If you want the two big prize winners: Oscar and Lucinda → True History of the Kelly Gang
If you want wild, comic early Carey: Bliss → Illywhacker → The Tax Inspector
If you like historical fiction with a twist: Jack Maggs → Parrot and Olivier in America
If you want later, more contemporary Carey: My Life as a Fake → Amnesia → A Long Way From Home
If you want to sample his range first: Collected Stories → Bliss
Author bio
Peter Carey was born on May 7, 1943, in Bacchus Marsh, Victoria, a country town west of Melbourne where his parents ran a General Motors dealership. He grew up around car yards, mechanics, and sales patter, the sort of practical, slightly theatrical world that would later sneak into his fiction in all kinds of odd ways.
He did not come to writing by the straight line.
Carey boarded at Geelong Grammar School, then went to Monash University planning to study science, with chemistry and zoology on the timetable. He left after a year. The next job was advertising, first in Melbourne and later in Sydney and London, and that turned out to matter almost as much as any classroom.

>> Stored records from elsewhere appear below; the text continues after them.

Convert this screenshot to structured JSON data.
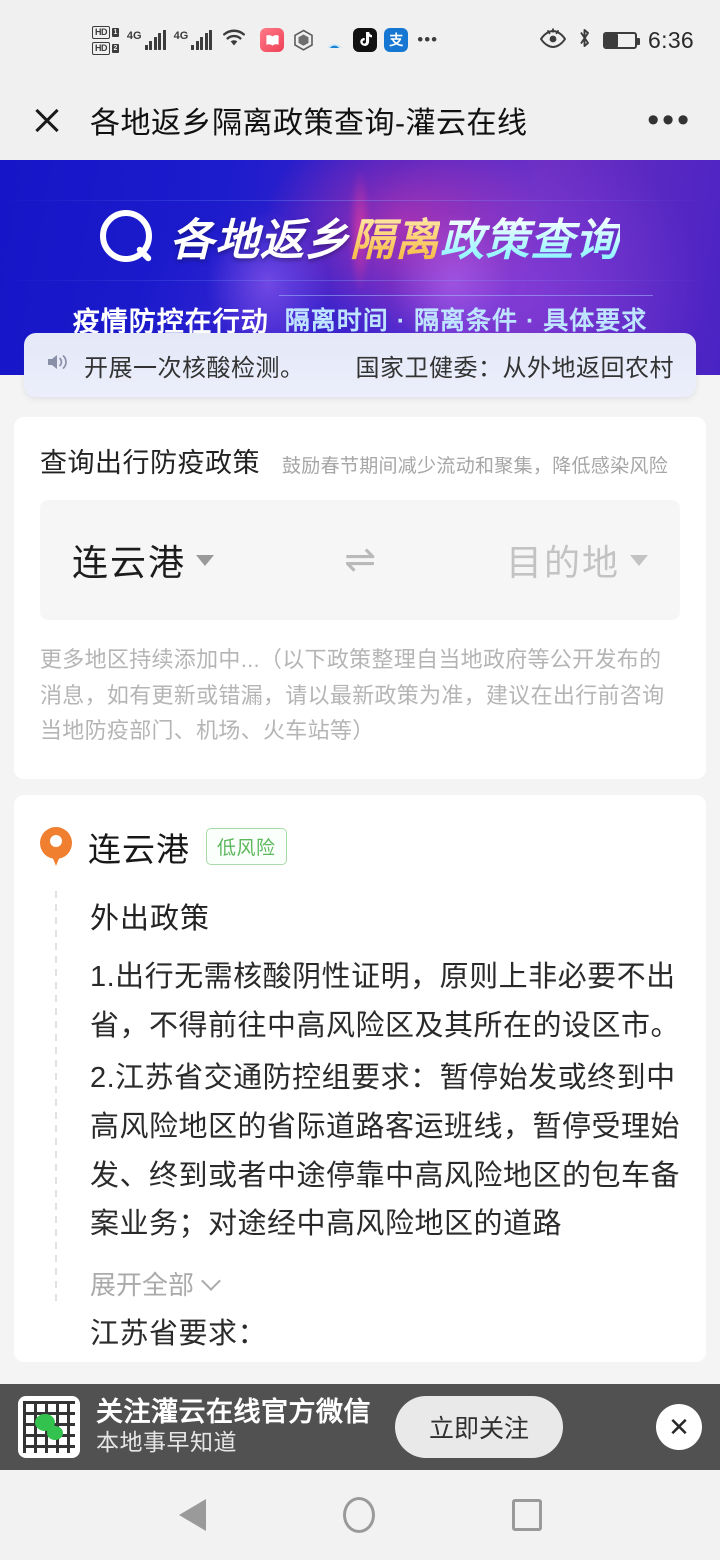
{
  "statusbar": {
    "hd_badge_1": "HD",
    "hd_sub_1": "1",
    "hd_badge_2": "HD",
    "hd_sub_2": "2",
    "net_1": "4G",
    "net_2": "4G",
    "overflow_dots": "•••",
    "time": "6:36",
    "icons": [
      "volte-hd-icon",
      "signal-4g-icon",
      "wifi-icon",
      "book-app-icon",
      "hexagon-app-icon",
      "arc-app-icon",
      "douyin-app-icon",
      "alipay-app-icon",
      "eye-comfort-icon",
      "bluetooth-icon",
      "battery-icon"
    ],
    "alipay_glyph": "支"
  },
  "titlebar": {
    "title": "各地返乡隔离政策查询-灌云在线",
    "more": "•••"
  },
  "banner": {
    "title_part1": "各地返乡",
    "title_part2": "隔离",
    "title_part3": "政策查询",
    "sub_left": "疫情防控在行动",
    "sub_right": "隔离时间 · 隔离条件 · 具体要求"
  },
  "notice": {
    "text_a": "开展一次核酸检测。",
    "text_b": "国家卫健委：从外地返回农村"
  },
  "query": {
    "title": "查询出行防疫政策",
    "subtitle": "鼓励春节期间减少流动和聚集，降低感染风险",
    "origin": "连云港",
    "destination_placeholder": "目的地",
    "swap_glyph": "⇌",
    "disclaimer": "更多地区持续添加中...（以下政策整理自当地政府等公开发布的消息，如有更新或错漏，请以最新政策为准，建议在出行前咨询当地防疫部门、机场、火车站等）"
  },
  "policy": {
    "city": "连云港",
    "risk_level": "低风险",
    "section_title": "外出政策",
    "paragraphs": [
      "1.出行无需核酸阴性证明，原则上非必要不出省，不得前往中高风险区及其所在的设区市。",
      "2.江苏省交通防控组要求：暂停始发或终到中高风险地区的省际道路客运班线，暂停受理始发、终到或者中途停靠中高风险地区的包车备案业务；对途经中高风险地区的道路"
    ],
    "expand_label": "展开全部",
    "clipped_text": "江苏省要求："
  },
  "ad": {
    "title": "关注灌云在线官方微信",
    "subtitle": "本地事早知道",
    "button": "立即关注",
    "close": "✕"
  },
  "navbar": {
    "back": "back-triangle",
    "home": "home-circle",
    "recents": "recents-square"
  },
  "colors": {
    "banner_blue": "#1616c8",
    "accent_orange": "#f08030",
    "risk_green": "#5cb85c",
    "ad_bg": "#3a3a3a"
  }
}
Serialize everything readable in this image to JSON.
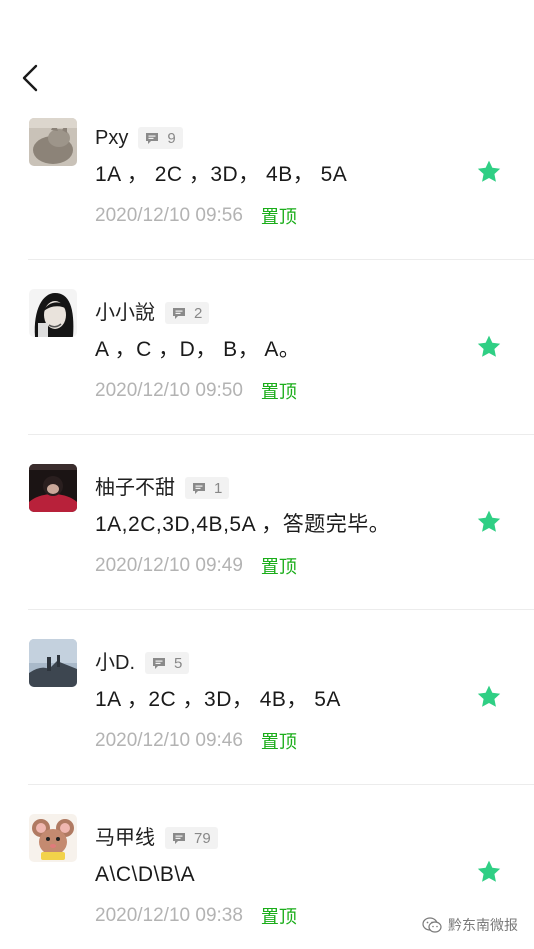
{
  "colors": {
    "accent_green": "#1aad19",
    "star_green": "#2fcf84",
    "time_gray": "#b3b3b3"
  },
  "icons": {
    "back": "chevron-left-icon",
    "comment": "comment-bubble-icon",
    "star": "star-icon",
    "watermark": "wechat-icon"
  },
  "comments": [
    {
      "name": "Pxy",
      "reply_count": "9",
      "text": "1A ， 2C ，3D， 4B， 5A",
      "time": "2020/12/10 09:56",
      "pin_label": "置顶",
      "starred": true
    },
    {
      "name": "小小說",
      "reply_count": "2",
      "text": "A ，C ，D， B， A。",
      "time": "2020/12/10 09:50",
      "pin_label": "置顶",
      "starred": true
    },
    {
      "name": "柚子不甜",
      "reply_count": "1",
      "text": "1A,2C,3D,4B,5A ，答题完毕。",
      "time": "2020/12/10 09:49",
      "pin_label": "置顶",
      "starred": true
    },
    {
      "name": "小D.",
      "reply_count": "5",
      "text": "1A ，2C ，3D， 4B， 5A",
      "time": "2020/12/10 09:46",
      "pin_label": "置顶",
      "starred": true
    },
    {
      "name": "马甲线",
      "reply_count": "79",
      "text": "A\\C\\D\\B\\A",
      "time": "2020/12/10 09:38",
      "pin_label": "置顶",
      "starred": true
    }
  ],
  "watermark": {
    "text": "黔东南微报"
  }
}
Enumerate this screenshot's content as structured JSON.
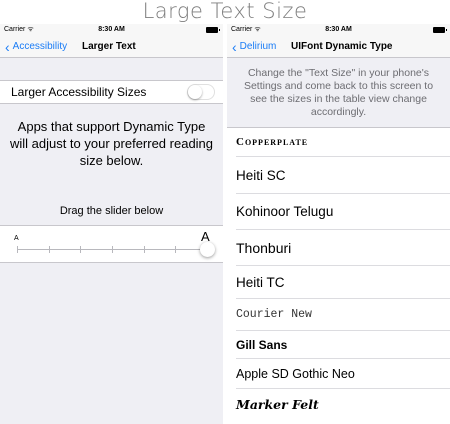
{
  "banner": {
    "title": "Large Text Size"
  },
  "left_phone": {
    "status": {
      "carrier": "Carrier",
      "wifi": "ᯤ",
      "time": "8:30 AM"
    },
    "nav": {
      "back_label": "Accessibility",
      "title": "Larger Text"
    },
    "toggle": {
      "label": "Larger Accessibility Sizes",
      "state": "off"
    },
    "description": "Apps that support Dynamic Type will adjust to your preferred reading size below.",
    "slider": {
      "hint": "Drag the slider below",
      "small_label": "A",
      "large_label": "A",
      "steps": 7,
      "value_step": 6
    }
  },
  "right_phone": {
    "status": {
      "carrier": "Carrier",
      "wifi": "ᯤ",
      "time": "8:30 AM"
    },
    "nav": {
      "back_label": "Delirium",
      "title": "UIFont Dynamic Type"
    },
    "header_text": "Change the \"Text Size\" in your phone's Settings and come back to this screen to see the sizes in the table view change accordingly.",
    "fonts": [
      {
        "name": "Copperplate"
      },
      {
        "name": "Heiti SC"
      },
      {
        "name": "Kohinoor Telugu"
      },
      {
        "name": "Thonburi"
      },
      {
        "name": "Heiti TC"
      },
      {
        "name": "Courier New"
      },
      {
        "name": "Gill Sans"
      },
      {
        "name": "Apple SD Gothic Neo"
      },
      {
        "name": "Marker Felt"
      }
    ]
  },
  "colors": {
    "accent": "#1a7cf6",
    "grouped_background": "#efeff4",
    "separator": "#c8c7cc",
    "header_text": "#6d6d72"
  }
}
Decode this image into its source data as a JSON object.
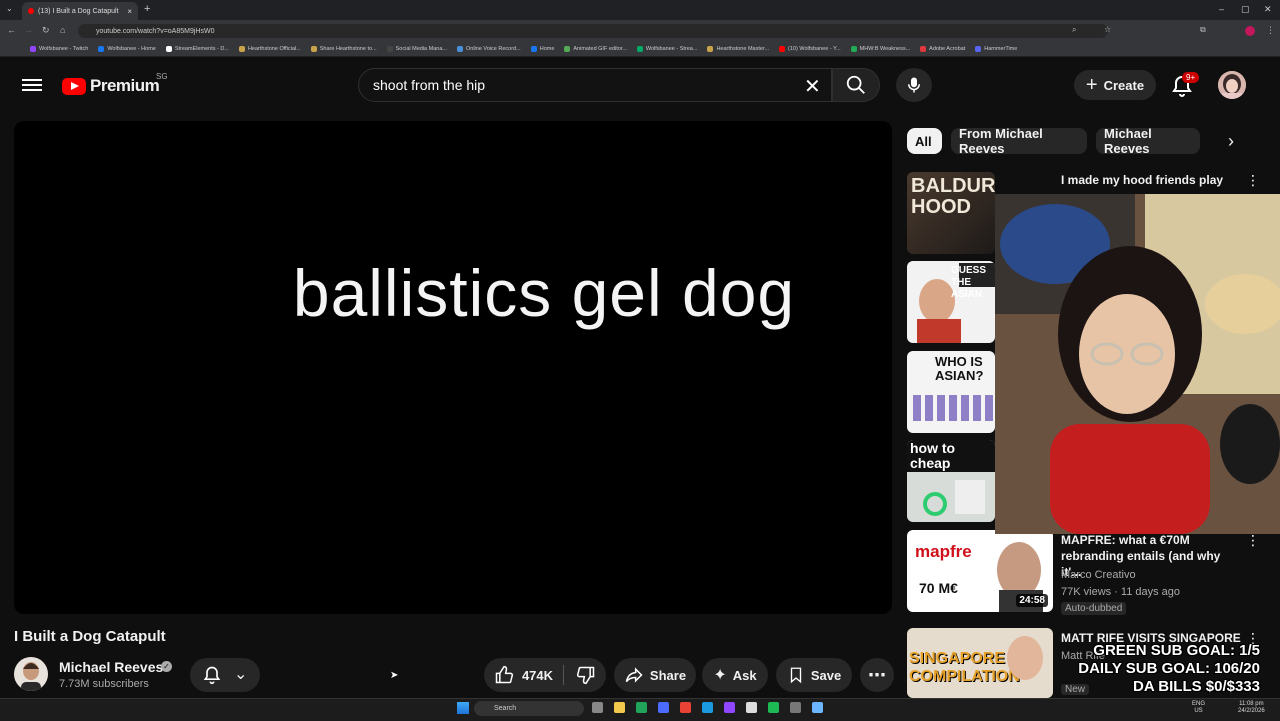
{
  "browser": {
    "tab_title": "(13) I Built a Dog Catapult",
    "url": "youtube.com/watch?v=oA85M9jHsW0",
    "bookmarks": [
      "Wolfsbanee - Twitch",
      "Wolfsbanee - Home",
      "StreamElements - D...",
      "Hearthstone Official...",
      "Share Hearthstone to...",
      "Social Media Mana...",
      "Online Voice Record...",
      "Home",
      "Animated GIF editor...",
      "Wolfsbanee - Strea...",
      "Hearthstone Master...",
      "(10) Wolfsbanee - Y...",
      "MHW:B Weakness...",
      "Adobe Acrobat",
      "HammerTime"
    ],
    "bookmark_colors": [
      "#9146ff",
      "#1877f2",
      "#ffffff",
      "#c8a24a",
      "#c8a24a",
      "#444444",
      "#4a90d9",
      "#1877f2",
      "#55aa55",
      "#00aa66",
      "#c8a24a",
      "#ff0000",
      "#22aa55",
      "#e0383e",
      "#5865f2"
    ]
  },
  "header": {
    "logo_text": "Premium",
    "region": "SG",
    "search_value": "shoot from the hip",
    "create_label": "Create",
    "notif_count": "9+"
  },
  "video": {
    "frame_text": "ballistics gel dog",
    "title": "I Built a Dog Catapult",
    "channel": "Michael Reeves",
    "subscribers": "7.73M subscribers",
    "likes": "474K",
    "share_label": "Share",
    "ask_label": "Ask",
    "save_label": "Save"
  },
  "chips": [
    "All",
    "From Michael Reeves",
    "Michael Reeves"
  ],
  "recommendations": [
    {
      "title": "I made my hood friends play Baldur's Gate 3",
      "thumb_text": "BALDUR'S HOOD"
    },
    {
      "title": "",
      "thumb_text": "GUESS THE ASIAN"
    },
    {
      "title": "",
      "thumb_text": "WHO IS ASIAN?"
    },
    {
      "title": "",
      "thumb_text": "how to cheap"
    },
    {
      "title": "MAPFRE: what a €70M rebranding entails (and why it'...",
      "channel": "Marco Creativo",
      "meta": "77K views · 11 days ago",
      "badge": "Auto-dubbed",
      "duration": "24:58",
      "thumb_text": "mapfre",
      "thumb_sub": "70 M€"
    },
    {
      "title": "MATT RIFE VISITS SINGAPORE",
      "channel": "Matt Rife",
      "badge": "New",
      "thumb_text": "SINGAPORE COMPILATION"
    }
  ],
  "overlay": {
    "goal_lines": [
      "GREEN SUB GOAL: 1/5",
      "DAILY SUB GOAL: 106/20",
      "DA BILLS $0/$333"
    ]
  },
  "taskbar": {
    "search_label": "Search",
    "lang": "ENG",
    "locale": "US",
    "time": "11:08 pm",
    "date": "24/2/2026",
    "app_colors": [
      "#888888",
      "#f2c94c",
      "#20a45a",
      "#4b6bfb",
      "#ea4335",
      "#1b9ae0",
      "#9146ff",
      "#dddddd",
      "#1db954",
      "#777777",
      "#6cb6ff"
    ]
  }
}
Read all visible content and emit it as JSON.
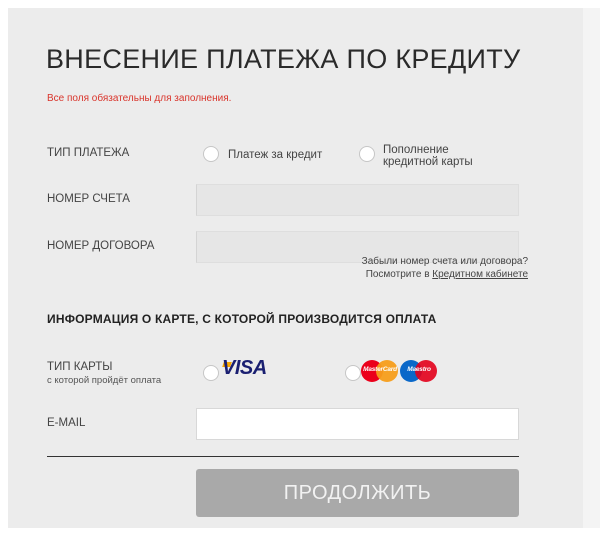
{
  "form": {
    "title": "ВНЕСЕНИЕ ПЛАТЕЖА ПО КРЕДИТУ",
    "required_note": "Все поля обязательны для заполнения.",
    "payment_type": {
      "label": "ТИП ПЛАТЕЖА",
      "options": [
        {
          "line1": "Платеж за кредит",
          "line2": ""
        },
        {
          "line1": "Пополнение",
          "line2": "кредитной карты"
        }
      ]
    },
    "account_number": {
      "label": "НОМЕР СЧЕТА",
      "value": ""
    },
    "contract_number": {
      "label": "НОМЕР ДОГОВОРА",
      "value": ""
    },
    "help": {
      "line1": "Забыли номер счета или договора?",
      "line2_prefix": "Посмотрите в ",
      "link": "Кредитном кабинете"
    },
    "card_section_title": "ИНФОРМАЦИЯ О КАРТЕ, С КОТОРОЙ ПРОИЗВОДИТСЯ ОПЛАТА",
    "card_type": {
      "label": "ТИП КАРТЫ",
      "sublabel": "с которой пройдёт оплата",
      "options": [
        {
          "brand": "VISA"
        },
        {
          "brand_a": "MasterCard",
          "brand_b": "Maestro"
        }
      ]
    },
    "email": {
      "label": "E-MAIL",
      "value": ""
    },
    "submit_label": "ПРОДОЛЖИТЬ"
  },
  "colors": {
    "required_note": "#d9342b",
    "visa_blue": "#1a1f71",
    "mc_red": "#eb001b",
    "mc_orange": "#f79e1b",
    "maestro_red": "#e3001b",
    "maestro_blue": "#0a68c9",
    "submit_bg": "#a9a9a9"
  }
}
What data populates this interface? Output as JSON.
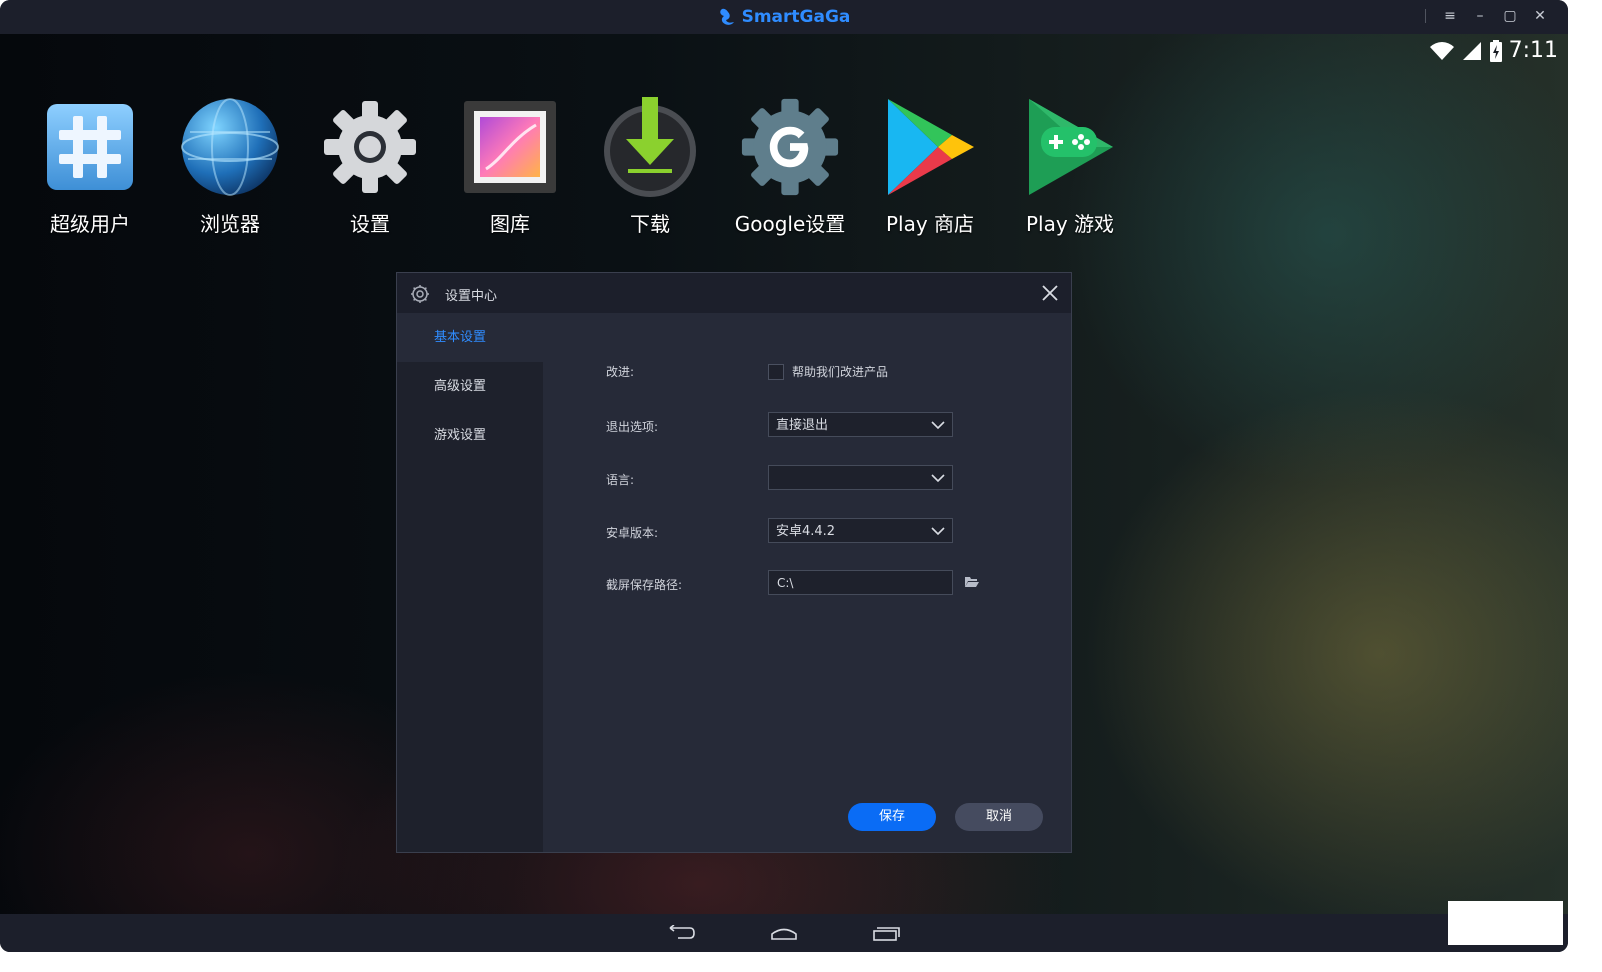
{
  "window": {
    "title": "SmartGaGa",
    "controls": {
      "menu": "≡",
      "minimize": "–",
      "maximize": "▢",
      "close": "✕"
    }
  },
  "status": {
    "time": "7:11"
  },
  "apps": [
    {
      "label": "超级用户",
      "icon": "superuser-icon"
    },
    {
      "label": "浏览器",
      "icon": "globe-icon"
    },
    {
      "label": "设置",
      "icon": "gear-icon"
    },
    {
      "label": "图库",
      "icon": "gallery-icon"
    },
    {
      "label": "下载",
      "icon": "download-icon"
    },
    {
      "label": "Google设置",
      "icon": "google-settings-icon"
    },
    {
      "label": "Play 商店",
      "icon": "play-store-icon"
    },
    {
      "label": "Play 游戏",
      "icon": "play-games-icon"
    }
  ],
  "dialog": {
    "title": "设置中心",
    "sidebar": [
      {
        "label": "基本设置",
        "active": true
      },
      {
        "label": "高级设置",
        "active": false
      },
      {
        "label": "游戏设置",
        "active": false
      }
    ],
    "form": {
      "improve_label": "改进:",
      "improve_checkbox_label": "帮助我们改进产品",
      "exit_label": "退出选项:",
      "exit_value": "直接退出",
      "language_label": "语言:",
      "language_value": "",
      "android_label": "安卓版本:",
      "android_value": "安卓4.4.2",
      "screenshot_label": "截屏保存路径:",
      "screenshot_value": "C:\\"
    },
    "buttons": {
      "save": "保存",
      "cancel": "取消"
    }
  },
  "colors": {
    "accent": "#2f8cff",
    "save_button": "#0a6cf5",
    "cancel_button": "#454b5f"
  }
}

In advertising he met older, well-read writers and artists, and he began reading more seriously, especially modern European and American fiction. He wrote at night and on weekends, produced early novels that went unpublished, travelled through Europe and Iran, came back to Australia, and kept going. The first book to break through was the story collection The Fat Man in History in 1974.
That was the start.
His first novel, Bliss, arrived in 1981 and announced many of the things readers still come to him for: black humour, moral panic, and a feeling that ordinary life might tip into nightmare at any moment. Then came Illywhacker, a huge, funny tale told by a shameless liar, and Oscar and Lucinda, his Booker Prize winning novel about two gamblers whose love story turns into a wager of almost impossible scale.
What many people like most in Carey is the voice. His books are full of hustlers, tricksters, believers, frauds, damaged innocents, and people who are remaking themselves as they speak. He is very good at taking big subjects, empire, money, religion, art, national myth, and making them feel lived in, grubby, comic, and personal.
That knack shows up again in Jack Maggs, which answers Dickens from the other side of empire, and in True History of the Kelly Gang, where Ned Kelly speaks in a fierce, intimate rush that made an overfamiliar legend feel new again. Carey won the Booker Prize twice, for Oscar and Lucinda and True History of the Kelly Gang, and he also won the Miles Franklin Award three times, for Bliss, Oscar and Lucinda, and Jack Maggs.
He has never stayed in one mode for long. Later books range from the literary hoax fever dream of My Life as a Fake to the art world fraud of Theft, the cyberpolitical tangle of Amnesia, and the road race story and historical reckoning of A Long Way From Home. Even his nonfiction, including Wrong About Japan and 30 Days in Sydney, has the same curious, sideways way of looking at the world.
Carey moved to New York in 1990. For many years he taught in the city, and in 2003 he joined Hunter College as director of its MFA program in creative writing. Even after decades in the United States, he kept circling back to Australia on the page, to its myths, its buried violence, its salesmen, dreamers, and rule-breakers. That pull between invention and history is one reason his books still feel so alive.